だからあくまでも魔戒法師としての素性を一般人や
世間から隠す為、あくまでもBSAAエージェントとしてここにいるのである。
だが烈花は階段も梯子もない高台にある2階部分を見た。
彼女はその2階建ての部屋内にHCFが仕掛けた
監視カメラがあるのは薄々感付いていた。
烈花は魔導筆を岩の床に向けた。
そして岩の上に『飛跳』という文字を書いた。
同時にハアッ!と気合を入れた。
するとドーンという大きな音と共に烈花の身体はあっという間に空高く舞い上がった。
続けて前転しながら高台の2階部分に四角い岩の床にストンと着地した。
少なくとも20mは飛んだだろう。

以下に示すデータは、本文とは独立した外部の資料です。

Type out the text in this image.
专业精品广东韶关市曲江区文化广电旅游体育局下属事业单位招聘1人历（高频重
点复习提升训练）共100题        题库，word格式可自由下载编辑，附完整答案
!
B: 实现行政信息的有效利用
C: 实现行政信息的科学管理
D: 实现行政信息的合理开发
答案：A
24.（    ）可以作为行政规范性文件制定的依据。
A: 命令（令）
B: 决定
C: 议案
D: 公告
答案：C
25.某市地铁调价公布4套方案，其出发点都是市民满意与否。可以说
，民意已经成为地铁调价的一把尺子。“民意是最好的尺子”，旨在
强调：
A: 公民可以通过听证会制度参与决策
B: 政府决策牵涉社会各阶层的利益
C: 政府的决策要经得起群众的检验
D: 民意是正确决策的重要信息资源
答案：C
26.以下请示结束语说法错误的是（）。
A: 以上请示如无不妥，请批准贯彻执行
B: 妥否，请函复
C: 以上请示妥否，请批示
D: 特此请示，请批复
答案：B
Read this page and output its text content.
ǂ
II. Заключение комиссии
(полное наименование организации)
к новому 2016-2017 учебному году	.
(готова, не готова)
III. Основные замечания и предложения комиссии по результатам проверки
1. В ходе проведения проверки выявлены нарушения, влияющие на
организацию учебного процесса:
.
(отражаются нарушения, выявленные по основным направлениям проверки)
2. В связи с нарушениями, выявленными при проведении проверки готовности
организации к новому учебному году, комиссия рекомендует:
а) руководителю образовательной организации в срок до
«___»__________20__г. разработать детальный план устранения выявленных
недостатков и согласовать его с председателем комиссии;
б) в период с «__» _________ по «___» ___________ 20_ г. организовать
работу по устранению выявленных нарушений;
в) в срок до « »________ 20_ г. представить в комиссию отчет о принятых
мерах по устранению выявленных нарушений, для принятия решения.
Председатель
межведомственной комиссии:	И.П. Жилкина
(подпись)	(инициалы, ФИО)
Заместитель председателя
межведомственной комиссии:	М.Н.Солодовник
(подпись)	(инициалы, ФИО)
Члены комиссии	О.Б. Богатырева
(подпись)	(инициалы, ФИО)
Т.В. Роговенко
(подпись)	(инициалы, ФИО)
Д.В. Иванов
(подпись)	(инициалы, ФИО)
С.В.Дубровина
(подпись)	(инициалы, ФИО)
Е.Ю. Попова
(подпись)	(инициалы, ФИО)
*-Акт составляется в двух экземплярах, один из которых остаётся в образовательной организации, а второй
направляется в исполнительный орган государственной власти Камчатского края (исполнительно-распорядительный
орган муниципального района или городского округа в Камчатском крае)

そして烈花は目の前にいる『R型』と向き合った。
R型』と烈花の距離は10m程で四角い廊下の直線を走ればすぐに辿り着きそうだ。
『R型』はこちら側に来て欲しくないようだ。
「こっちに来ないで!近づいたら!殺す!」
『R型』は唸るようにそう言った。
「やめるんだ!『R型』こんな事をしても何にもならないっ!
怒りや憎しみからは何も生まれやしないんだ!」
「生まれるもん!怒りと憎しみで小汚い大人達が消え去り!
この世界は浄化されるのよ!純粋な子供達の大事な宝物を盗み、
壊し奪う行動しかしない大人達の存在はあたしの脳みその中に入っている
軍用AI(人工知能)があらゆる手段を用いて
全て排除していいって言っているのよ!」
「うん??AI(人工知能)が??」
烈花は訳が分からず無線機でクエンとに尋ねた。
シルトクエンとは一階でエロースの青く透明な触手の
多数連続攻撃を回避しながらこう答えた。
「恐らく『R型』の脳の一部に移植された軍用AI(人工知能
には予め『自らを脅かす存在、あるいはそのような行動を取る敵を
あらゆる手段を用いて排除するようにプログラムされているのかも知れません!
ただAI(人工知能)は高度な知能はあっても人間の感情も意志もありません!
恐らく生身の人間の脳を持つ『R型』の人間の感情と意志とAI(人工知能
の高い知能が結びついて異常な暴走を引き起こして……おっと!うわっ!
危ない!危ない!ですからまず!『R型』の感情と意志を鎮める必要があります!
のわっ!うわわわっ!どわあああっ!」
「おい!大丈夫か?生きているのか?」
「生きてますよ!何とか……多分!グローバルメディア企業は
『R型』や『リー・マーラ』あるいは『R-003』の脳の一部に移植した
軍用AI(人工知能)チップが複数の集積回路(IC)を組み合わせた
チップセットだとしたら?無闇に軍用AI(人工知能)の機能を停止させたら?
生身の『R型』の脳の神経回路に悪影響を及ぼすかも知れません!
ちゃんと専門家に軍用AI(人工知能)を詳しくきちんと調べないと!
とにかく!『R型』を説得してみて下さい!以上です!頑張ってください!」
「分かった!やるだけやってみる!以上だ!」
烈花は無線機をBSAAの服の内側にしまった。
「相談は終わった?でーも何をしても無駄よ!」
「いや!『R型』無駄にはさせない!何とかしてあんたを止める!」
「どうして?そこまでやるの?あたしの脳の中のAI(人工知能)も
止められないのに!あたしを殺しちゃうの?
その前にあなたを殺すわ!死んでしまえばいいっ!」
『R型』は天使のような悪魔の笑顔を浮かべた。